Cinema com Rapadura

OPINIÃO   domingo, 08 de março de 2020

Vilões (2019): divertido e inesperado

Filme de Dan Berk e Robert Olsen consegue equilibrar bem o humor ácido com o suspense, resultando numa obra competente.

“Vilões” conta a história de Jules (Maika Monroe) e Mickey (Bill Skarsgård), um casal fora da lei que sobrevive de pequenos assaltos. Dispostos a começar uma nova vida e deixar o crime para trás, seus planos são interrompidos quando seu carro quebra no meio da estrada. Tentando contornar a situação de forma rápida, eles invadem a casa mais próxima para conseguir um novo veículo. Ao invés de uma ação eficiente como planejada, os dois se encontram nas mãos do casal Gloria (Kyra Sedgwick) e George (Jeffrey Donovan) que, inicialmente parecem não querer problemas. Porém, aos poucos, começam a mostrar seu lado sombrio num jogo de gato e rato que pode ter consequências drásticas para todos.

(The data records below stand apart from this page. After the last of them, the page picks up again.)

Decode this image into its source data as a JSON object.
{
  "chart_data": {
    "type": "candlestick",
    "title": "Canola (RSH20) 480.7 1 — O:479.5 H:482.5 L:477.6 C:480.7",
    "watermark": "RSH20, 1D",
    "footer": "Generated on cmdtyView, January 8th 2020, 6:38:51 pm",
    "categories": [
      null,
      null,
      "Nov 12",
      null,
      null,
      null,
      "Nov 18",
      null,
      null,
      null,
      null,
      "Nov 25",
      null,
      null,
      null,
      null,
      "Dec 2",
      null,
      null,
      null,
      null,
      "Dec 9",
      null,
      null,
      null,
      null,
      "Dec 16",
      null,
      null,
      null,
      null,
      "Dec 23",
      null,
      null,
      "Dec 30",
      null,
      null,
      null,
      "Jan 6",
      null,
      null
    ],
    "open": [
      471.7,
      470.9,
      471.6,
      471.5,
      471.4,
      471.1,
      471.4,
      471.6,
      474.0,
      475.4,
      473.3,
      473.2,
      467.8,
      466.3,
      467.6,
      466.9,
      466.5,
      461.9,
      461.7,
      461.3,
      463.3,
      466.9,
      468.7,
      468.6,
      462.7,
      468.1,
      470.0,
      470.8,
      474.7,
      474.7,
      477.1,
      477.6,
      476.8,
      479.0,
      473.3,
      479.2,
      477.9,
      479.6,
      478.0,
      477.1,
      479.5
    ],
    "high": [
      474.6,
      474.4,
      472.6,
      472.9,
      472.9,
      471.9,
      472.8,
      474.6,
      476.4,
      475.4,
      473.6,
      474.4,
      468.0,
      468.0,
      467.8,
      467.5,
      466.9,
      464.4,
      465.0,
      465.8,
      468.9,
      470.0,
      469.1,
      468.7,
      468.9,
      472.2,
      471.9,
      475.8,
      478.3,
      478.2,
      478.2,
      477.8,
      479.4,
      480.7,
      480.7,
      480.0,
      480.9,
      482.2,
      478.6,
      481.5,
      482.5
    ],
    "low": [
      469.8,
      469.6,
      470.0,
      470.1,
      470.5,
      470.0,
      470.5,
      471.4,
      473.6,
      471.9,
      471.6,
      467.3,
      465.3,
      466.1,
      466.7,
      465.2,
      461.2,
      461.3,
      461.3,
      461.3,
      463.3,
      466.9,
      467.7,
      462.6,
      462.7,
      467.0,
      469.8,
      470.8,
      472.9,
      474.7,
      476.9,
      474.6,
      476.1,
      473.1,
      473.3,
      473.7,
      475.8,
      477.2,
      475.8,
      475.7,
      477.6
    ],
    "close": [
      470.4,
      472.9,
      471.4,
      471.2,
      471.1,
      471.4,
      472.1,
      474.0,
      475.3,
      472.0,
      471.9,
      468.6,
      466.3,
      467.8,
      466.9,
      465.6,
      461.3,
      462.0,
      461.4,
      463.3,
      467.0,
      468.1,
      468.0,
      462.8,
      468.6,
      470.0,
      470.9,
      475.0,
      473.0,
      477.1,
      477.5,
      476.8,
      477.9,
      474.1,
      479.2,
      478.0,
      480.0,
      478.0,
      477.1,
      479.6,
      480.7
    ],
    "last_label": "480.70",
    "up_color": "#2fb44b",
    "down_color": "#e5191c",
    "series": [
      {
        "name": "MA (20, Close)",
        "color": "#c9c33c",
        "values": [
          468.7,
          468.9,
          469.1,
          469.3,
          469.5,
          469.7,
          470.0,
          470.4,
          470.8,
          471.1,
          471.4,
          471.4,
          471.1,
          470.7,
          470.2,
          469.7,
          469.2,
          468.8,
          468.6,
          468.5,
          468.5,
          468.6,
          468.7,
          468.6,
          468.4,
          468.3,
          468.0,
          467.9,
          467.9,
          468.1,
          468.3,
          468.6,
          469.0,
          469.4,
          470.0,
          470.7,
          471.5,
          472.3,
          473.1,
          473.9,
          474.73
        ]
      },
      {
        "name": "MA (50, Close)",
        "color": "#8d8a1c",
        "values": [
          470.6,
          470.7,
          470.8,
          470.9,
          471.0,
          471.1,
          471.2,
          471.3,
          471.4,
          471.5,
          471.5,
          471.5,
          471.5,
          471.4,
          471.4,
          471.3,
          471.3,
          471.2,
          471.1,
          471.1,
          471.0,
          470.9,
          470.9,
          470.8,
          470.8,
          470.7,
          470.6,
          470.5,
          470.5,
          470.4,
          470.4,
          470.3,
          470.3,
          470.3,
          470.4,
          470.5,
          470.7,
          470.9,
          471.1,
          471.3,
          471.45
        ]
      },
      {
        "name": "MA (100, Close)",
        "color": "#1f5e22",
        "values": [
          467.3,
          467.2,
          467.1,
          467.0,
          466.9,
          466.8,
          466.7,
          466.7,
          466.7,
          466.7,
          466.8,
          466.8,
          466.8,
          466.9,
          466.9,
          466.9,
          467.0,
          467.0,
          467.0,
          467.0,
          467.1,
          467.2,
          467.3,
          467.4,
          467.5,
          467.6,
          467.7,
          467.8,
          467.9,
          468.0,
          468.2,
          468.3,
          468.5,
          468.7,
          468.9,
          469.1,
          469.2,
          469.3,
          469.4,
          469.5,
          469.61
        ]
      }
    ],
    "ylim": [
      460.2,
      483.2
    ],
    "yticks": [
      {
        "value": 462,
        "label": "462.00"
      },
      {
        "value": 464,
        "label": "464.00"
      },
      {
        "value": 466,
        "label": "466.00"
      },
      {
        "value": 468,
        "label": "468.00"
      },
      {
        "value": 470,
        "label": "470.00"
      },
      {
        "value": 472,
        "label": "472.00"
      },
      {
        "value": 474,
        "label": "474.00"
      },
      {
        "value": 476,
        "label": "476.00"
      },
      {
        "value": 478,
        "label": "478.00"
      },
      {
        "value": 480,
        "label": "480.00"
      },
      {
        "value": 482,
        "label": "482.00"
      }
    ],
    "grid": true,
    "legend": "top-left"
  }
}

O que poderia ser apenas mais um suspense indie esquecível é elevado pelos seus aspectos técnicos, boas atuações e desenrolar imprevisível. Maika Monroe e Bill Skarsgård apresentam ótimas performances cômicas bastante diferentes de seus outros trabalhos (ela, em sua grande maioria, interpreta personagens introspectivas e ele, em anos recentes, tem escolhido projetos mais voltados para o terror), representando uma dupla de ladrões que se drogam constantemente e tomam atitudes, no mínimo, questionáveis. Eles são completamente despreparados para a vida do crime, mas tem um elo muito grande que os conecta de forma verdadeira. Os atores possuem uma excelente química e o roteiro realmente faz questão de vender o seu relacionamento como grande parte da história, reservando momentos para aprofundar a relação e fazer a audiência compreender a dinâmica entre os dois.

No aspecto central da trama dirigida por Dan Berk e Robert Olsen (ambos de “O Corpo”) há um paralelo possível com “O Homem nas Trevas”, terror de 2016 que traz uma proposta similar com protagonistas que igualmente cometem atos criminosos e encontram surpresas não muito boas. Enquanto o outro filme se leva a sério, esse de 2019 contém comédia em sua narrativa, o que torna mais fácil torcer, de fato, pelos personagens principais apesar de seus comportamentos moralmente errados.

Entregando performances caricatas que contemplam bem a atmosfera do filme, os antagonistas apresentam camadas de desenvolvimento e motivos (apesar de nem sempre tão sólidos) para suas ações. As interações entre os dois casais são sempre interessantes por existir uma dose de imprevisibilidade que parte de comportamentos erráticos, mesmo que de formas diferentes: enquanto os jovens são explosivos por qualquer besteira, os mais velhos querem passar um ar maior de tranquilidade ao passo que suas atitudes podem ser consideradas muito piores. Acompanhar as tentativas de manipulação de parte a parte é um dos momentos mais divertidos da narrativa.

O filme não consegue fugir totalmente dos clichês, principalmente na construção de Gloria e George. Entretanto, o espectador fica sempre se perguntando o que vai acontecer a seguir, tornando a experiência de seguir a loucura dos personagens ainda melhor – talvez a maior realização do roteiro escrito por Berk e Olsen. Em certo ponto, a história se direciona mais para a comédia do que para o suspense, até mesmo com uma trilha sonora que favorece o aspecto cômico. No entanto, as mudanças de tom são equilibradas eficientemente.

Os aspectos técnicos também são dignos de elogios: os quadros são bem centralizados, lembrando o estilo que Wes Anderson utiliza em suas obras (até com uma paleta de cores similar a “Os Excêntricos Tenenbaums”), o que acaba dando um tom fora do convencional para o filme e criando imagens únicas. A fotografia de Matt Michael aposta em enquadramentos que criam paralelos entre os casais e são visualmente interessantes.

“Vilões” pode não trazer nada de exatamente novo para o gênero, porém seu texto bem construído e as atuações precisamente complementares se juntam para trazer uma obra divertida e surpreendentemente emocionante em alguns momentos. Apesar de seus defeitos, continua sendo uma obra atraente a ser conferida pelos fãs do estilo.